Przeciwnicy zarzucali z kolei ministerstwu edukacji, że wprowadza do szkół „edukację seksualną tylnymi drzwiami”. - Istotnym elementem nowego przedmiotu jest edukacja seksualna w radykalnej, wulgarnej i oderwanej od rodziny formie. Rząd w ten sposób osłabi zdolność młodzieży do budowania trwałych i stabilnych małżeństw oraz rodzin. Dzieci miałyby uczyć się na temat „orientacji psychoseksualnej”, „tożsamości płciowej”, aborcji, antykoncepcji i „prawach osób LGBT”, a to wszystko w oderwaniu od wartości rodziny, wierności małżeńskiej i miłości – to najczęściej podnoszone argumenty.
Do 25 września rodzice mogli zdecydować, czy chcą, aby ich dzieci uczęszczały na zajęcia z edukacji zdrowotnej. W powiecie sokołowskim większość jest na nie.

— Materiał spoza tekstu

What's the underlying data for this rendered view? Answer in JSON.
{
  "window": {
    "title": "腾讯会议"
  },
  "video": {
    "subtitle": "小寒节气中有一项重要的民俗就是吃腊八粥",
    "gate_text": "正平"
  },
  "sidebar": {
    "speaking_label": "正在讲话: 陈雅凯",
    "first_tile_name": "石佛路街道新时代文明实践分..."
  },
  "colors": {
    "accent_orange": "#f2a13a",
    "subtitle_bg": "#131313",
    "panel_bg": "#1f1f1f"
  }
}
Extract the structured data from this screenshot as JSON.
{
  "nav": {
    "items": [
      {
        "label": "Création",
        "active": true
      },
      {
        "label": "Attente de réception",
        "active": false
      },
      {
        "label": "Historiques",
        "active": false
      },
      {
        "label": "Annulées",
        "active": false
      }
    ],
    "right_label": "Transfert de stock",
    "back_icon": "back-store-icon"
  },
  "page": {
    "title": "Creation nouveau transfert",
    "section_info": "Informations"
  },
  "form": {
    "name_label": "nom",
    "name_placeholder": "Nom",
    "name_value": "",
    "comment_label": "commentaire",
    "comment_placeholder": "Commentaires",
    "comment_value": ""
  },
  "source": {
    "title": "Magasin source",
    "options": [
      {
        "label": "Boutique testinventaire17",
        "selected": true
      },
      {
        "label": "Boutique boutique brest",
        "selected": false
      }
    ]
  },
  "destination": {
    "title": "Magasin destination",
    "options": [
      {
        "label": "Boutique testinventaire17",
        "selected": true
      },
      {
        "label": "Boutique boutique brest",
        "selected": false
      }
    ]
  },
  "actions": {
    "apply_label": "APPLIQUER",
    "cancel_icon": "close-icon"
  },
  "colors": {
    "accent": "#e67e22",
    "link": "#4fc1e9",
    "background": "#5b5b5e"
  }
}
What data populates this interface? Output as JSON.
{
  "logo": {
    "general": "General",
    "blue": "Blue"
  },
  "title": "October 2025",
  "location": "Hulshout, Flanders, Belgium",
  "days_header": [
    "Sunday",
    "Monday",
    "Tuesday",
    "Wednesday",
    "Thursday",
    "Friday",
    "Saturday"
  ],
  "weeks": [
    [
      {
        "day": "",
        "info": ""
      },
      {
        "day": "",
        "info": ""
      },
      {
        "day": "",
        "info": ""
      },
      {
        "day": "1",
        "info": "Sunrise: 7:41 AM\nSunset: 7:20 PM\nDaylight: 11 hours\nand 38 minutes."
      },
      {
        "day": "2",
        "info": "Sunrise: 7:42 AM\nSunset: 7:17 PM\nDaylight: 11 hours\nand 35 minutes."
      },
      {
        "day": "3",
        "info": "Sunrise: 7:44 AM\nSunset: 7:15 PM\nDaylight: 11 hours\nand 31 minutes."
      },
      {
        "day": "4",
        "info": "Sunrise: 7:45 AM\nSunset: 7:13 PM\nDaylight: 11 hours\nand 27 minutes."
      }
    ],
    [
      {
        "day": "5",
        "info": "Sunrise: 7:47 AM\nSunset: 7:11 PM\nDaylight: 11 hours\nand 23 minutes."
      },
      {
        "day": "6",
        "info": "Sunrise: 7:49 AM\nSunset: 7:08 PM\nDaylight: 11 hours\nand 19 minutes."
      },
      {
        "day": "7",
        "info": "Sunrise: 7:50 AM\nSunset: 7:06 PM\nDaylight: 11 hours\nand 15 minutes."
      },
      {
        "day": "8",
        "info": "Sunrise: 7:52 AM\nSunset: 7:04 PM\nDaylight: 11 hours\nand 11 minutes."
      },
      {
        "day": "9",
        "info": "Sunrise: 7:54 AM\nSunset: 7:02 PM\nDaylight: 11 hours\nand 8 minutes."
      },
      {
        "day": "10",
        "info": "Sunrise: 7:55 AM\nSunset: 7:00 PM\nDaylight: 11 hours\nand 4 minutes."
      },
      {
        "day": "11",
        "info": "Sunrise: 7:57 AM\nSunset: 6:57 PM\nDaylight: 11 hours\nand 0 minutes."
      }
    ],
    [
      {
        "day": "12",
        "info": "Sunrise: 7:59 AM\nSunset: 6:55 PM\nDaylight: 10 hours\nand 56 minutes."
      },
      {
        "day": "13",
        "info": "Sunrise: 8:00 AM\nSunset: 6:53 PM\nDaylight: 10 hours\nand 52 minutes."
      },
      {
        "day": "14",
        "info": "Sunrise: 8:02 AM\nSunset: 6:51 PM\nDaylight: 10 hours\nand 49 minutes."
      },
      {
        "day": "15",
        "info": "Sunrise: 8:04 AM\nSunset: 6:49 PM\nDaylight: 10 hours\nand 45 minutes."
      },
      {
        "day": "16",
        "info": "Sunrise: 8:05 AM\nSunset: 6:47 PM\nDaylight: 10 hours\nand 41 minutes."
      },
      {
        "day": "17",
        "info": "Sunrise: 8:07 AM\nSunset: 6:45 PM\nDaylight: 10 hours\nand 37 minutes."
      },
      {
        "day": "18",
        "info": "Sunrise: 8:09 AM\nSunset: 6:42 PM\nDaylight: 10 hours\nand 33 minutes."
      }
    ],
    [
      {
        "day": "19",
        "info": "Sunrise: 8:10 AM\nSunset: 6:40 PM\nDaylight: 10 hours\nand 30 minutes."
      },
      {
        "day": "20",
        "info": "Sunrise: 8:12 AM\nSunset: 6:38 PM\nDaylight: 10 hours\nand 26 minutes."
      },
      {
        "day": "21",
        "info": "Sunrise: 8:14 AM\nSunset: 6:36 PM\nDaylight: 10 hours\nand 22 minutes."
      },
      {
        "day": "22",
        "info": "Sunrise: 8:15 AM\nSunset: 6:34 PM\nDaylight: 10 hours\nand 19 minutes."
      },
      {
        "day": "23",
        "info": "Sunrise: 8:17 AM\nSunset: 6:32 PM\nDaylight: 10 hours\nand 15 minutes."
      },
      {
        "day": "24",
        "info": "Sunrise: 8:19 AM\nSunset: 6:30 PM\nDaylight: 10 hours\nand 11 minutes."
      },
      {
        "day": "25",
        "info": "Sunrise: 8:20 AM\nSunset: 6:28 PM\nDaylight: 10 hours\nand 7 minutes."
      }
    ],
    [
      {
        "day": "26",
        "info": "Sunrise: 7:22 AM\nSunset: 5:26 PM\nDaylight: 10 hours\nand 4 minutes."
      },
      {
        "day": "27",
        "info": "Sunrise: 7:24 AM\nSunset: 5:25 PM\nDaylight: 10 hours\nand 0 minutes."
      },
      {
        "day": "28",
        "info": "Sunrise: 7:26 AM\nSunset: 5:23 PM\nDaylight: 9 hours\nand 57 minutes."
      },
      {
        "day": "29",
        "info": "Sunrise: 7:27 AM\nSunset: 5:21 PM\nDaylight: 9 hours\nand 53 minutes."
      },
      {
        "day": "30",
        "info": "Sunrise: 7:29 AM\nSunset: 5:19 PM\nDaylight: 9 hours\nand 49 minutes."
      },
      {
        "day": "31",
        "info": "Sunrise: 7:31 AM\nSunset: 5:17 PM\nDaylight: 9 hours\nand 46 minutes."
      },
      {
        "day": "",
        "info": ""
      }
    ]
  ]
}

Na początek ważna uwaga. Jeśli chodzi o szkoły podstawowe, to edukacja zdrowotna dotyczy uczniów klas IV-VIII. Dane procentowe, które podajemy dotyczą liczby uczniów uczestniczących w zajęciach w odniesieniu do liczby tych, którzy mogli w nich brać udział, zatem nie są brani pod uwagę uczniowie z klas I-III.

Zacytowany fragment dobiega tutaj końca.